In the fall of 2007, Peggy James, Katy Kempton and David West began working together providing therapeutic horseback riding to the special needs community. Four years later in the summer of 2011, they founded Reins in Motion Foundation in Livermore.
Reins in Motion is a unique program that offers year-round support to its riders, who range in age with some as young as 2 years old. Kempton is a riding instructor and the executive director of the nonprofit organization. She runs the riding program with the help of Amanda Dortch, a Professional Association of Therapeutic Horsemanship (PATH) certified instructor, and volunteers.
The original impetus for the program was the dearth of equine therapy programs for both children and adults with disabilities, the organization told Livermore Vine in an email.
The focus at Reins in Motion is the "positive and possible, which is achieved through goal setting and support to gain strength and skills through weekly lessons or via camps in collaboration with The Taylor Family Foundation."
According to the organization, horses promote coordination, communication and cognition while also connecting with their humans as nonjudgmental companions. They said the bond between a horse and rider bolsters a “can do” attitude, social skills, self-esteem and feelings of accomplishment.
During a lesson, riding students display their talents and abilities in the arena while staff and volunteers celebrate progress toward greater independence or skill acquisition. A Reins in Motion spokesperson said the efforts of the staff and volunteers have proven results whether they be physical, neurological or social.
The PATH-certified instructors make a point to research each individual situation of their clients to develop the best approach as each rider is unique and requires a specific plan for helping achieve the best outcome.
There are currently seven horses at Reins in Motion which they said provide hope, happiness and an increased quality of life to everyone who rides or loves them.
"Our equine friends share their strong backs with our special riders and are deserving of continuing great care such that they are always ready for our therapeutic riding lessons," a spokesperson for the nonprofit said.
"Ensuring our horses are happy and healthy is paramount to a safe and enjoyable experience for our riders. Our focus has been on raising funding for the health and safe boarding of these gentle giants this year from those who would like to join our herd."

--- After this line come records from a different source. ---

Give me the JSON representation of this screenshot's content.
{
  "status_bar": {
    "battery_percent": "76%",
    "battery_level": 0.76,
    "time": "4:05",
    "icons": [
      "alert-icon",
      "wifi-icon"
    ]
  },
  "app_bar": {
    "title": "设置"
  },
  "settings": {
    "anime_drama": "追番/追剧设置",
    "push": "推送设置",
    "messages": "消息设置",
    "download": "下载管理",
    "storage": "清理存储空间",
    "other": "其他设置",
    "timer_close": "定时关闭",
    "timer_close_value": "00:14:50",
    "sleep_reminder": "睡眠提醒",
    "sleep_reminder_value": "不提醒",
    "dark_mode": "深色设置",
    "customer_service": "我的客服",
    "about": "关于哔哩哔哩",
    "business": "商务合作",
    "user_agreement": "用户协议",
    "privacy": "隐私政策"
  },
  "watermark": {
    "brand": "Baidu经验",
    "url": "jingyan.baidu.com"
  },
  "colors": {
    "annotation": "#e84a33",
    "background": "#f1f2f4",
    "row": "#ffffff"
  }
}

According to Reins in Motion, riding on the back of a horse simulates human walking more accurately than any other therapy tool known to man. The pelvis of a horse moves almost identically to the pelvis of a human.
A horse’s movement is rhythmic, repetitive and fluid. Their body heat and movement helps decrease spasticity in tight muscles. When a horse moves, the rider must activate their muscles to stay upright and centered. Stronger core muscles lead to fine motor skills and speech production.
"Several of our riders have gained greater flexibility and muscle movement thereby no longer needing their wheelchairs. We have had another rider go from being non-verbal to communicative by first talking only to the horse and eventually to the staff and her own family," the spokesperson said.
While Reins in Motion's current clients are mostly veterans and special needs youth, the organization said it continually evaluates the needs of the community to determine which other groups might benefit from equine therapy.
"We are embarking upon an early childhood intervention program to support children before they enter preschool and have plans to expand the program to include an Alzheimer’s program," the group spokesperson said.
They've recently added art therapy camps involving the horses as canvases for artistic expression in an effort to continue to find innovative ways to meet the needs of the youth in the community.
"While the course was originally designed for our current clients, it was opened up to anyone who would like to attend as it was seen as a means of expression for so many who were hurting during the pandemic," the nonprofit's spokesperson said.
"The reasoning behind the camp was that arts/visual arts compliment equine therapy well as both allow for talking or not talking that creates a sense of peace. This was a space for our artists to think and feel or just be. A lack of pressure and a lack of judgment are what art should be all about. Art and horses offer a unique way to meet the individual wherever they are in life, development, or ability."